Friday, 27 January 2017
The Holocaust. . . and Refugees?
Today is Holocaust Memorial Day.
Here is an extract from Primo Levi's dispassionate description of his time in Auschwitz:
. . . .Schonunglsblock means the rest hut, where there are only the less serious patients or convalescents, or those not requiring attention. Among them, at least fifty more or less serious dysentery patients.
These are checked every third day. They are placed in a line along the corridor. At the end there are two tin-plate pots, and the nurse with a register, watch and pencil. Two at a time, the patients present themselves and have to show, on the spot and at once, that they still have diarrhoea; to prove it they are given exactly one minute. After which they show the result to the nurse who looks at it and judges. They wash the pots quickly in a wash-tub near by and the next two take over.

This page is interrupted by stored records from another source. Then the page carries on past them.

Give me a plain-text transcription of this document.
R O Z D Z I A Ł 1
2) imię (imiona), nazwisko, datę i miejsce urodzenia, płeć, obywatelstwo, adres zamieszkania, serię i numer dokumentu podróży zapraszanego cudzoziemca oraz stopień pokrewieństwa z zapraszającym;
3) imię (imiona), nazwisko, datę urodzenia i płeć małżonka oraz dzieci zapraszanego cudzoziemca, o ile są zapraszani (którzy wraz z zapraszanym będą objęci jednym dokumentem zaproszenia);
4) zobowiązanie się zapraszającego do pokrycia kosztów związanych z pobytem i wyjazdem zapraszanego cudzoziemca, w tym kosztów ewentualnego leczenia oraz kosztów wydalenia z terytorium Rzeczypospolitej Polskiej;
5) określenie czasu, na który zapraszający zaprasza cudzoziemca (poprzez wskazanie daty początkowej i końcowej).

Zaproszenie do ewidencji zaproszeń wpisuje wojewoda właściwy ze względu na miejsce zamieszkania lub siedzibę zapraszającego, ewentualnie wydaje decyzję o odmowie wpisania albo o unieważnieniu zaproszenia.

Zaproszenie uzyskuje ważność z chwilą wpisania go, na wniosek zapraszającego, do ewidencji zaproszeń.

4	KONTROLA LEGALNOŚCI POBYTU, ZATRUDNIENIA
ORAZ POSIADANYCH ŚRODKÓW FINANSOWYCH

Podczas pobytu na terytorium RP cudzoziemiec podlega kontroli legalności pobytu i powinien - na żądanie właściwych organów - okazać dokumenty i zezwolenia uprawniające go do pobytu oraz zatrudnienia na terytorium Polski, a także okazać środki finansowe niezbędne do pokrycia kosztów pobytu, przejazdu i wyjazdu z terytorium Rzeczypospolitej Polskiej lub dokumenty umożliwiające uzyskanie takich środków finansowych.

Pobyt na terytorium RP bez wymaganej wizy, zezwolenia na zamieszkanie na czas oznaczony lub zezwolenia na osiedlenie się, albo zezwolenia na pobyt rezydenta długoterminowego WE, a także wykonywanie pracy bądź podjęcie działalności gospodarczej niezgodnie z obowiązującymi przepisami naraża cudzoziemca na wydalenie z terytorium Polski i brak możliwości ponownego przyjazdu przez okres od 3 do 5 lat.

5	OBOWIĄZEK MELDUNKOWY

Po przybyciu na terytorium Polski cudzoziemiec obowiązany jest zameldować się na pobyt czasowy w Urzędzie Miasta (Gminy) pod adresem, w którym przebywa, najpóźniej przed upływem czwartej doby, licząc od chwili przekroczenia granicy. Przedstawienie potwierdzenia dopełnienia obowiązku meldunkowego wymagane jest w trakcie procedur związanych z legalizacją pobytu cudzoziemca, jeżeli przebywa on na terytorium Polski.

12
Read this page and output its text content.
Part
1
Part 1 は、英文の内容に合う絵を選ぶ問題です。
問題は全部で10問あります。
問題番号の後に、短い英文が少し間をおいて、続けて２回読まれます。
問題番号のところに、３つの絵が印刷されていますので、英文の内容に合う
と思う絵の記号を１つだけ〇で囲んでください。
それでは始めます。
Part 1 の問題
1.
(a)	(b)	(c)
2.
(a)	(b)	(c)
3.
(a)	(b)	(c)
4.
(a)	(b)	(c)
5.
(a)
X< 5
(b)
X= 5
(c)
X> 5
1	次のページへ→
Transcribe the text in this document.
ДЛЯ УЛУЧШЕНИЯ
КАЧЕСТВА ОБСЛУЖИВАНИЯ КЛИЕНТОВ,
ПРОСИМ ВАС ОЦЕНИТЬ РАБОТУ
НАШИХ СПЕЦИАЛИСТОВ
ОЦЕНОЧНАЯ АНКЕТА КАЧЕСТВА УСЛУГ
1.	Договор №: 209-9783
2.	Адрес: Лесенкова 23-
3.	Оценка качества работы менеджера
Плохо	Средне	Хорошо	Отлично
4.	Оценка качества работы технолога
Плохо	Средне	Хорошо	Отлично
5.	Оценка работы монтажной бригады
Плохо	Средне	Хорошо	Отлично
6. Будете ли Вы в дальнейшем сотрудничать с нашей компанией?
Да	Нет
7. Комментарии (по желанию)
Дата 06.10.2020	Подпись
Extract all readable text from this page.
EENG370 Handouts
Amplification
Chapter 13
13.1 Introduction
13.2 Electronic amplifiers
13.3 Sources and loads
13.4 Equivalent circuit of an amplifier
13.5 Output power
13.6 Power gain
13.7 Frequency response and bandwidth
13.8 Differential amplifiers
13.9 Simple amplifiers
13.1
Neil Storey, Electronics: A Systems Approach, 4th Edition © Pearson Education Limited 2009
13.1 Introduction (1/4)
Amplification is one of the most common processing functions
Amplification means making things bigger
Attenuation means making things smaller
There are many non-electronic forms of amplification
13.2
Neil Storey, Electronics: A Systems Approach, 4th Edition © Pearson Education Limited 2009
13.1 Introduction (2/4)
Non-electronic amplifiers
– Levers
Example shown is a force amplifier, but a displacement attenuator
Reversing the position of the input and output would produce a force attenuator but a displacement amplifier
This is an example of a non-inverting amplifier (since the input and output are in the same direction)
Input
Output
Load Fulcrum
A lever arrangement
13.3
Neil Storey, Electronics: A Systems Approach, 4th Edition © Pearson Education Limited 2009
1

Of those waiting , some are contorted in the pain of keeping in their precious evidence another ten , another twenty minutes; others, without resources at the moment, strain veins and muscles in a contrary effort. The nurse watches, impassive, chewing his pencil, one eye on the watch, one eye on the specimens gradually present him. In doubtful cases , he leaves with the pot to show it to the doctor.
If this is a Man, pp59/60, Abacus edition, 2013
I fear I see a similar lack of empathy - the failure to see other human beings as people like ourselves, with similar thoughts, feelings, hopes, sense of dignity, as ourselves - in our attitude to refugees; not least the argument by a British politician that rescuing refugees from drowning in the Mediterranean is a bad idea, because it might encourage others to attempt the crossing.
Man's inhumanity to man is not, sadly, confined to the 1940s, but lives on.